When it comes to solving inequalities, the process is quite similar to solving equations with a few additional rules to consider. Here, our task is to isolate the variable, often represented as \(x\), on one side of the inequality sign. There are a few key things to keep in mind:

• If you multiply or divide both sides of an inequality by a positive number, the direction of the inequality remains the same. For example, dividing \(2.2x < -19.8\) by 2.2 gives \(x < -9\).
• However, if you multiply or divide by a negative number, the direction of the inequality sign must flip. For instance, dividing \(-4x < 40\) by -4 requires flipping the inequality from \(<\) to \(>\), resulting in \(x > -10\).

By following these rules carefully, we can solve each part of a compound inequality. The solutions then need to be considered together to find a range of values that satisfy both parts.

Graphing solutions of inequalities involves visually depicting the range of values that satisfy the inequality. For a compound inequality like \(-10 < x < -9\), graphing on a number line can be quite helpful.

• Identify each critical point, which in this case are -9 and -10. In the graph, these are the points where the inequality changes from true to false.
• Since neither endpoint is included, we use open circles to indicate that -10 and -9 are not part of the solution.
• Shade the region between these open circles to show all the possible values for \(x\) that make the inequality true. This area between -10 and -9 represents the solution set.
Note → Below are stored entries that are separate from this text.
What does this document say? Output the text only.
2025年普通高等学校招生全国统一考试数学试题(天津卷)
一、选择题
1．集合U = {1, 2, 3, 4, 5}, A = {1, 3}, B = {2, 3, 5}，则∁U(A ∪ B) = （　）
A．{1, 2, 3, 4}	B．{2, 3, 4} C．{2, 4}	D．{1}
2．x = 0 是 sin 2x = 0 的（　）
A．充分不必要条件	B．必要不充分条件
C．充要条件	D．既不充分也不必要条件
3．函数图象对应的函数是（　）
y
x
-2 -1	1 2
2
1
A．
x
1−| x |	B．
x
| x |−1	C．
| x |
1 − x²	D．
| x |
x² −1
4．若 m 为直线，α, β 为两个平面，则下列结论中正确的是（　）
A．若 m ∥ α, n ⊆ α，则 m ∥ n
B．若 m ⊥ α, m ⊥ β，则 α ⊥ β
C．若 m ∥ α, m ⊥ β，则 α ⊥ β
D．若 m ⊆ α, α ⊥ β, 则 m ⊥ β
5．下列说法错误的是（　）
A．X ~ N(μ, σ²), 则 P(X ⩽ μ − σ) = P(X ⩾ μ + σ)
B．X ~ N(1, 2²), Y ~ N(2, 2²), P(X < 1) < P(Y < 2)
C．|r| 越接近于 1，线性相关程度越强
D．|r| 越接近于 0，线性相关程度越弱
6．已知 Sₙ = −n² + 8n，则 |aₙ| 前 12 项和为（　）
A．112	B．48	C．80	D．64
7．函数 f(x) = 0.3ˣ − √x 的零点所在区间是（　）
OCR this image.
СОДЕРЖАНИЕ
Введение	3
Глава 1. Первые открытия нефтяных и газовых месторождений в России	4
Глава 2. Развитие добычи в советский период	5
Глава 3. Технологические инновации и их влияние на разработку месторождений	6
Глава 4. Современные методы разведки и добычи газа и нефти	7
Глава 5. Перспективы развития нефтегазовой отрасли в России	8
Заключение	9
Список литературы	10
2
Graphing gives a visual confirmation of our solution and helps in understanding the relationship between the values.

Interval notation is a efficient way to express the solution sets of inequalities. It indicates which values are included in or excluded from the solution set. Here's how it's used:

• The format is \((a, b)\) for open intervals where \(a\) and \(b\) are not included, and \([a, b]\) for closed intervals where both \(a\) and \(b\) are included.
• In our example \(-10 < x < -9\), we use \((-10, -9)\) to show that the values between -10 and -9 are included in the solution, but -10 and -9 themselves are not.
• Interval notation is a compact and precise way to convey the range of solutions, making it particularly useful in mathematics.

Applying interval notation helps in simplifying the representation of a solution, especially when expressing it visually or in written form.